Pour l’application du présent article, la notion de groupe désigne le groupe formé par une entreprise appelée entreprise dominante et les entreprises qu’elle contrôle dans les conditions définies à l’article L. 233-1, aux I et II de l’article L. 233-3 et à l’article L. 233-16 du code de commerce.
Le secteur d’activité permettant d’apprécier la cause économique du licenciement est caractérisé, notamment, par la nature des produits biens ou services délivrés, la clientèle ciblée, ainsi que les réseaux et modes de distribution, se rapportant à un même marché.
Les dispositions du présent chapitre sont applicables à toute rupture du contrat de travail résultant de l’une des causes énoncées au présent article, à l’exclusion de la rupture conventionnelle visée aux articles L. 1237-11 et suivants et de la rupture d’un commun accord dans le cadre d’un accord collectif visée aux articles L. 1237-17 et suivants.

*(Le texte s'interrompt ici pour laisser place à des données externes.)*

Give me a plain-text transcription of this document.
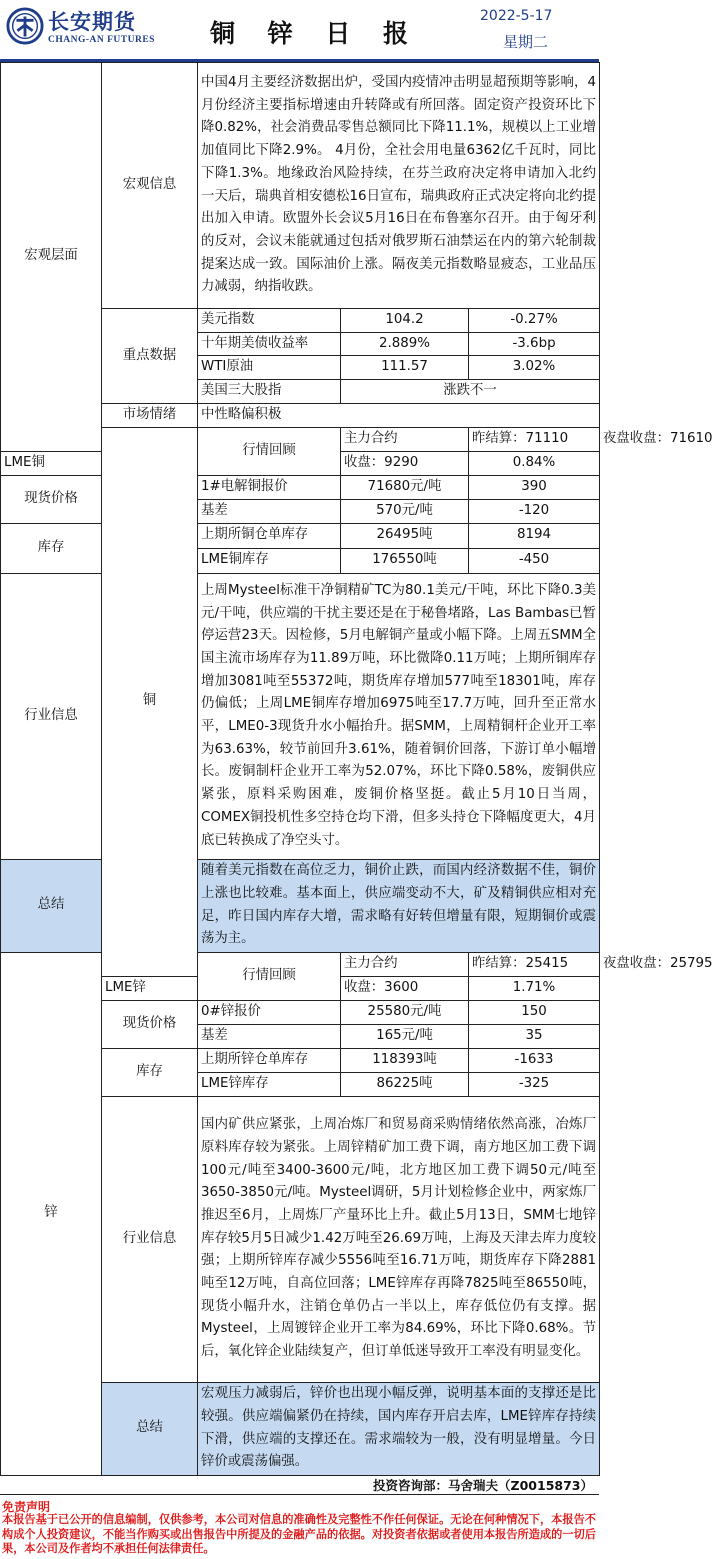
长安期货
CHANG-AN FUTURES	铜 锌 日 报
2022-5-17
星期二
宏观层面	宏观信息	中国4月主要经济数据出炉，受国内疫情冲击明显超预期等影响，4月份经济主要指标增速由升转降或有所回落。固定资产投资环比下降0.82%，社会消费品零售总额同比下降11.1%，规模以上工业增加值同比下降2.9%。 4月份，全社会用电量6362亿千瓦时，同比下降1.3%。地缘政治风险持续，在芬兰政府决定将申请加入北约一天后，瑞典首相安德松16日宣布，瑞典政府正式决定将向北约提出加入申请。欧盟外长会议5月16日在布鲁塞尔召开。由于匈牙利的反对，会议未能就通过包括对俄罗斯石油禁运在内的第六轮制裁提案达成一致。国际油价上涨。隔夜美元指数略显疲态，工业品压力减弱，纳指收跌。			
	重点数据	美元指数	104.2	-0.27%	
		十年期美债收益率	2.889%	-3.6bp	
		WTI原油	111.57	3.02%	
		美国三大股指	涨跌不一		
	市场情绪	中性略偏积极			
	铜	行情回顾	主力合约	昨结算：71110	夜盘收盘：71610
LME铜			收盘：9290	0.84%	
现货价格		1#电解铜报价	71680元/吨	390	
		基差	570元/吨	-120	
库存		上期所铜仓单库存	26495吨	8194	
		LME铜库存	176550吨	-450	
行业信息		上周Mysteel标准干净铜精矿TC为80.1美元/干吨，环比下降0.3美元/干吨，供应端的干扰主要还是在于秘鲁堵路，Las Bambas已暂停运营23天。因检修，5月电解铜产量或小幅下降。上周五SMM全国主流市场库存为11.89万吨，环比微降0.11万吨；上期所铜库存增加3081吨至55372吨，期货库存增加577吨至18301吨，库存仍偏低；上周LME铜库存增加6975吨至17.7万吨，回升至正常水平，LME0-3现货升水小幅抬升。据SMM，上周精铜杆企业开工率为63.63%，较节前回升3.61%，随着铜价回落，下游订单小幅增长。废铜制杆企业开工率为52.07%，环比下降0.58%，废铜供应紧张，原料采购困难，废铜价格坚挺。截止5月10日当周，COMEX铜投机性多空持仓均下滑，但多头持仓下降幅度更大，4月底已转换成了净空头寸。			
总结		随着美元指数在高位乏力，铜价止跌，而国内经济数据不佳，铜价上涨也比较难。基本面上，供应端变动不大，矿及精铜供应相对充足，昨日国内库存大增，需求略有好转但增量有限，短期铜价或震荡为主。			
锌		行情回顾	主力合约	昨结算：25415	夜盘收盘：25795
	LME锌		收盘：3600	1.71%	
	现货价格	0#锌报价	25580元/吨	150	
		基差	165元/吨	35	
	库存	上期所锌仓单库存	118393吨	-1633	
		LME锌库存	86225吨	-325	
	行业信息	国内矿供应紧张，上周冶炼厂和贸易商采购情绪依然高涨，冶炼厂原料库存较为紧张。上周锌精矿加工费下调，南方地区加工费下调100元/吨至3400-3600元/吨，北方地区加工费下调50元/吨至3650-3850元/吨。Mysteel调研，5月计划检修企业中，两家炼厂推迟至6月，上周炼厂产量环比上升。截止5月13日，SMM七地锌库存较5月5日减少1.42万吨至26.69万吨，上海及天津去库力度较强；上期所锌库存减少5556吨至16.71万吨，期货库存下降2881吨至12万吨，自高位回落；LME锌库存再降7825吨至86550吨，现货小幅升水，注销仓单仍占一半以上，库存低位仍有支撑。据Mysteel，上周镀锌企业开工率为84.69%，环比下降0.68%。节后，氧化锌企业陆续复产，但订单低迷导致开工率没有明显变化。			
	总结	宏观压力减弱后，锌价也出现小幅反弹，说明基本面的支撑还是比较强。供应端偏紧仍在持续，国内库存开启去库，LME锌库存持续下滑，供应端的支撑还在。需求端较为一般，没有明显增量。今日锌价或震荡偏强。			
投资咨询部：马舍瑞夫（Z0015873）
免责声明
本报告基于已公开的信息编制，仅供参考，本公司对信息的准确性及完整性不作任何保证。无论在何种情况下，本报告不构成个人投资建议，不能当作购买或出售报告中所提及的金融产品的依据。对投资者依据或者使用本报告所造成的一切后果，本公司及作者均不承担任何法律责任。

Article L. 411-1 du Code rural et de la pêche maritime En vigueur
Toute mise à disposition à titre onéreux d’un immeuble à usage agricole en vue de l’exploiter pour y exercer une activité agricole définie à l’article L. 311-1 est régie par les dispositions du présent titre, sous les réserves énumérées à l’article L. 411-2. Cette disposition est d’ordre public.
Il en est de même, sous réserve que le cédant ou le propriétaire ne démontre que le contrat n’a pas été conclu en vue d’une utilisation continue ou répétée des biens et dans l’intention de faire obstacle à l’application du présent titre :
-de toute cession exclusive des fruits de l’exploitation lorsqu’il appartient à l’acquéreur de les recueillir ou de les faire recueillir ;
-des contrats conclus en vue de la prise en pension d’animaux par le propriétaire d’un fonds à usage agricole lorsque les obligations qui incombent normalement au propriétaire du fonds en application des dispositions du présent titre sont mises à la charge du propriétaire des animaux.
La preuve de l’existence des contrats visés dans le présent article peut être apportée par tous moyens.